The Renault, Nissan and Mitsubishi car alliance may be difficult to handle without the unifying figure of chairman Carlos Ghosn, who is police custody in Japan dealing with financial misconduct allegations, Mitsubishi Motors CEO Osamu Masuko stated on Tuesday.
“I don’t think there is anyone else on Earth like Ghosn who could run Renault, Nissan and Mitsubishi,” Masuko informed reporters in Tokyo.
Ghosn is chairman of Nissan Motor and Mitsubishi Motor as well as chairman and chief executive of Renault.
“The immediate problem is that while we still have people at the top of two companies, there is no one at the third,” Masuko included, referring to Renault.
Ghosn, 64, personally shaped the alliance and had vowed to consolidate it with a deeper tie-up, before ultimately stepping back from its operational leadership.

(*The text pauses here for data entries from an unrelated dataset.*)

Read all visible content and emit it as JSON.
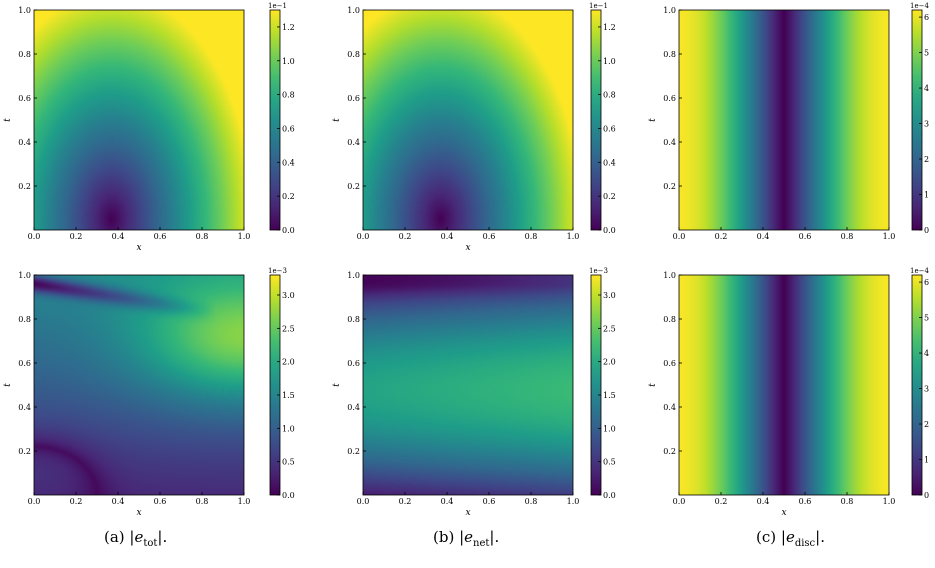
{
  "chart_data": [
    {
      "type": "heatmap",
      "panel": "a-top",
      "xlabel": "x",
      "ylabel": "t",
      "xticks": [
        "0.0",
        "0.2",
        "0.4",
        "0.6",
        "0.8",
        "1.0"
      ],
      "yticks": [
        "0.2",
        "0.4",
        "0.6",
        "0.8",
        "1.0"
      ],
      "xlim": [
        0,
        1
      ],
      "ylim": [
        0,
        1
      ],
      "colormap": "viridis",
      "color_range": [
        0,
        1.3
      ],
      "color_scale_label": "1e−1",
      "cbar_ticks": [
        "0.0",
        "0.2",
        "0.4",
        "0.6",
        "0.8",
        "1.0",
        "1.2"
      ],
      "field": "tot1"
    },
    {
      "type": "heatmap",
      "panel": "b-top",
      "xlabel": "x",
      "ylabel": "t",
      "xticks": [
        "0.0",
        "0.2",
        "0.4",
        "0.6",
        "0.8",
        "1.0"
      ],
      "yticks": [
        "0.2",
        "0.4",
        "0.6",
        "0.8",
        "1.0"
      ],
      "xlim": [
        0,
        1
      ],
      "ylim": [
        0,
        1
      ],
      "colormap": "viridis",
      "color_range": [
        0,
        1.3
      ],
      "color_scale_label": "1e−1",
      "cbar_ticks": [
        "0.0",
        "0.2",
        "0.4",
        "0.6",
        "0.8",
        "1.0",
        "1.2"
      ],
      "field": "net1"
    },
    {
      "type": "heatmap",
      "panel": "c-top",
      "xlabel": "",
      "ylabel": "t",
      "xticks": [
        "0.0",
        "0.2",
        "0.4",
        "0.6",
        "0.8",
        "1.0"
      ],
      "yticks": [
        "0.2",
        "0.4",
        "0.6",
        "0.8",
        "1.0"
      ],
      "xlim": [
        0,
        1
      ],
      "ylim": [
        0,
        1
      ],
      "colormap": "viridis",
      "color_range": [
        0,
        6.2
      ],
      "color_scale_label": "1e−4",
      "cbar_ticks": [
        "0",
        "1",
        "2",
        "3",
        "4",
        "5",
        "6"
      ],
      "field": "disc"
    },
    {
      "type": "heatmap",
      "panel": "a-bottom",
      "xlabel": "x",
      "ylabel": "t",
      "xticks": [
        "0.0",
        "0.2",
        "0.4",
        "0.6",
        "0.8",
        "1.0"
      ],
      "yticks": [
        "0.2",
        "0.4",
        "0.6",
        "0.8",
        "1.0"
      ],
      "xlim": [
        0,
        1
      ],
      "ylim": [
        0,
        1
      ],
      "colormap": "viridis",
      "color_range": [
        0,
        3.3
      ],
      "color_scale_label": "1e−3",
      "cbar_ticks": [
        "0.0",
        "0.5",
        "1.0",
        "1.5",
        "2.0",
        "2.5",
        "3.0"
      ],
      "field": "tot2"
    },
    {
      "type": "heatmap",
      "panel": "b-bottom",
      "xlabel": "x",
      "ylabel": "t",
      "xticks": [
        "0.0",
        "0.2",
        "0.4",
        "0.6",
        "0.8",
        "1.0"
      ],
      "yticks": [
        "0.2",
        "0.4",
        "0.6",
        "0.8",
        "1.0"
      ],
      "xlim": [
        0,
        1
      ],
      "ylim": [
        0,
        1
      ],
      "colormap": "viridis",
      "color_range": [
        0,
        3.3
      ],
      "color_scale_label": "1e−3",
      "cbar_ticks": [
        "0.0",
        "0.5",
        "1.0",
        "1.5",
        "2.0",
        "2.5",
        "3.0"
      ],
      "field": "net2"
    },
    {
      "type": "heatmap",
      "panel": "c-bottom",
      "xlabel": "x",
      "ylabel": "t",
      "xticks": [
        "0.0",
        "0.2",
        "0.4",
        "0.6",
        "0.8",
        "1.0"
      ],
      "yticks": [
        "0.2",
        "0.4",
        "0.6",
        "0.8",
        "1.0"
      ],
      "xlim": [
        0,
        1
      ],
      "ylim": [
        0,
        1
      ],
      "colormap": "viridis",
      "color_range": [
        0,
        6.2
      ],
      "color_scale_label": "1e−4",
      "cbar_ticks": [
        "0",
        "1",
        "2",
        "3",
        "4",
        "5",
        "6"
      ],
      "field": "disc"
    }
  ],
  "captions": [
    {
      "prefix": "(a) |",
      "var": "e",
      "sub": "tot",
      "suffix": "|."
    },
    {
      "prefix": "(b) |",
      "var": "e",
      "sub": "net",
      "suffix": "|."
    },
    {
      "prefix": "(c) |",
      "var": "e",
      "sub": "disc",
      "suffix": "|."
    }
  ]
}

Arrested on Monday, Ghosn, is set to get fired by the Nissan board this week in a dramatic drop for a leader hailed for rescuing the Japanese automaker from near bankruptcy.
Nissan stated an internal investigation triggered by a tip-off from a whistleblower had shown that he had engaged in misconduct including personal use of company money and under-reporting for years about his earnings.
Mitsubishi is also carrying out an internal probe of Ghosn’s activities and the board there will possibly meet by the end of next week to decide the chairman’s fate, Masuko stated.
Renault owns 43.4 percent of Nissan, that owns 15 percent of Renault, with no voting rights in a partnership that started in 1999. Since 2016, Nissan has held a 34 percent controlling stake in Mitsubishi Motor.